The light between the ricks of hay and straw Was a hole in Heaven's gable. An apple tree With its December-glinting fruit we saw— O you, Eve, were the world that tempted me
To eat the knowledge that grew in clay And death the germ within it! Now and then I can remember something of the gay Garden that was childhood's. Again
The tracks of cattle to a drinking-place, A green stone lying sideways in a ditch Or any common sight the transfigured face Of a beauty that the world did not touch.
My father played the melodeon Outside at our gate; There were stars in the morning east And they danced to his music.
Across the wild bogs his melodeon called To Lennons and Callans. As I pulled on my trousers in a hurry I knew some strange thing had happened.
Outside the cow-house my mother Made the music of milking; The light of her stable-lamp was a star And the frost of Bethlehem made it twinkle.
A water-hen screeched in the bog, Mass-going feet Crunched the wafer-ice on the pot-holes, Somebody wistfully twisted the bellows wheel.
My child poet picked out the letters On the grey stone, In silver the wonder of a Christmas townland, The winking glitter of a frosty dawn.
Cassiopeia was over Cassidy's hanging hill, I looked and three whin* bushes rode across The horizon — The Three Wise Kings.

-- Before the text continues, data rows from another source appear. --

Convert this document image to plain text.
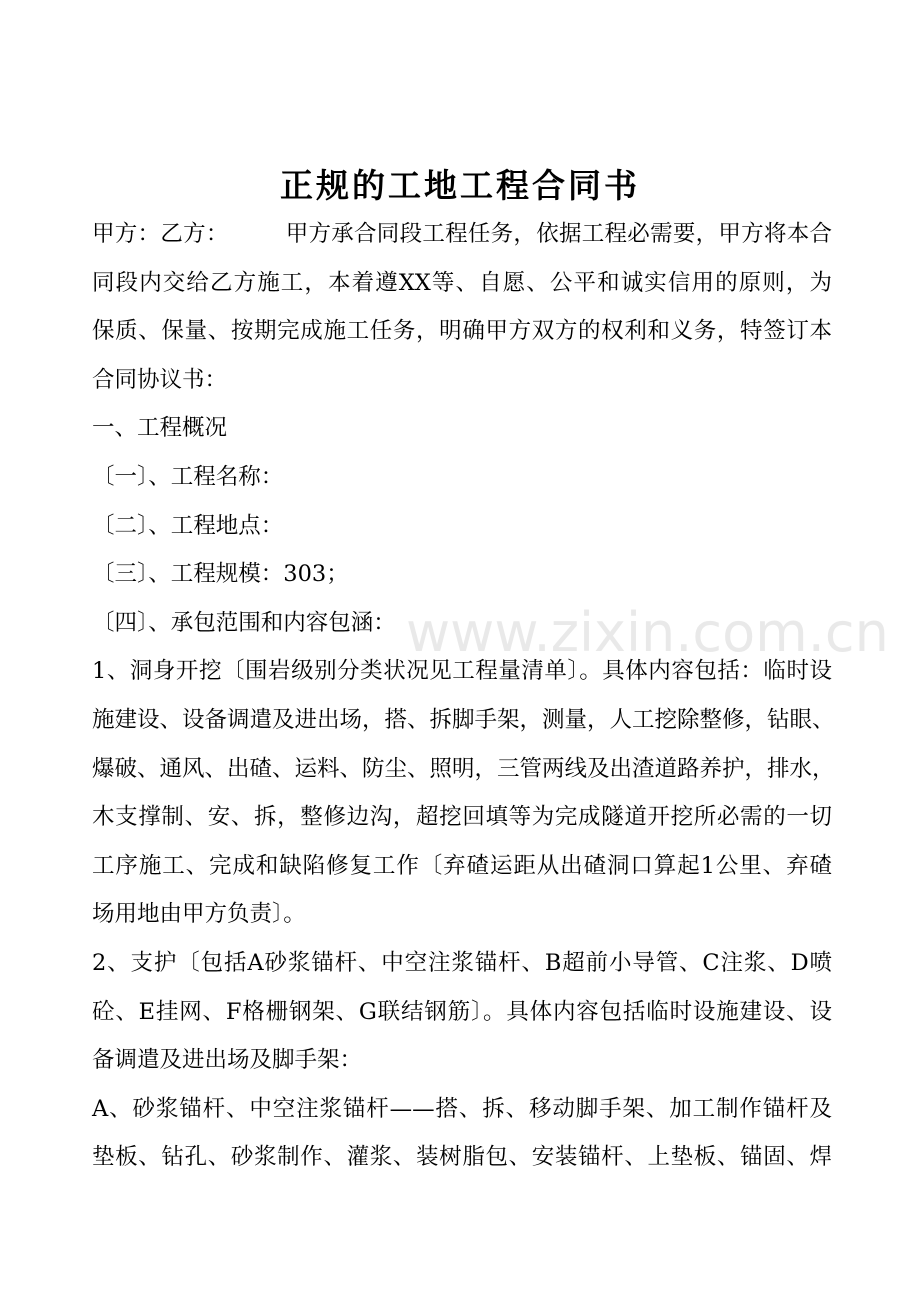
正规的工地工程合同书
甲方：乙方：　　　甲方承合同段工程任务，依据工程必需要，甲方将本合
同段内交给乙方施工，本着遵XX等、自愿、公平和诚实信用的原则，为
保质、保量、按期完成施工任务，明确甲方双方的权利和义务，特签订本
合同协议书：
一、工程概况
〔一〕、工程名称：
〔二〕、工程地点：
〔三〕、工程规模：303；
〔四〕、承包范围和内容包涵：
1、洞身开挖〔围岩级别分类状况见工程量清单〕。具体内容包括：临时设
施建设、设备调遣及进出场，搭、拆脚手架，测量，人工挖除整修，钻眼、
爆破、通风、出碴、运料、防尘、照明，三管两线及出渣道路养护，排水，
木支撑制、安、拆，整修边沟，超挖回填等为完成隧道开挖所必需的一切
工序施工、完成和缺陷修复工作〔弃碴运距从出碴洞口算起1公里、弃碴
场用地由甲方负责〕。
2、支护〔包括A砂浆锚杆、中空注浆锚杆、B超前小导管、C注浆、D喷
砼、E挂网、F格栅钢架、G联结钢筋〕。具体内容包括临时设施建设、设
备调遣及进出场及脚手架：
A、砂浆锚杆、中空注浆锚杆——搭、拆、移动脚手架、加工制作锚杆及
垫板、钻孔、砂浆制作、灌浆、装树脂包、安装锚杆、上垫板、锚固、焊
www.zixin.com.cn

An old man passing said: 'Can't he make it talk'— The melodeon. I hid in the doorway And tightened the belt of my box-pleated coat.
I nicked six nicks on the door-post With my penknife's big blade— There was a little one for cutting tobacco, And I was six Christmases of age.
My father played the melodeon, My mother milked the cows, And I had a prayer like a white rose pinned On the Virgin Mary's blouse.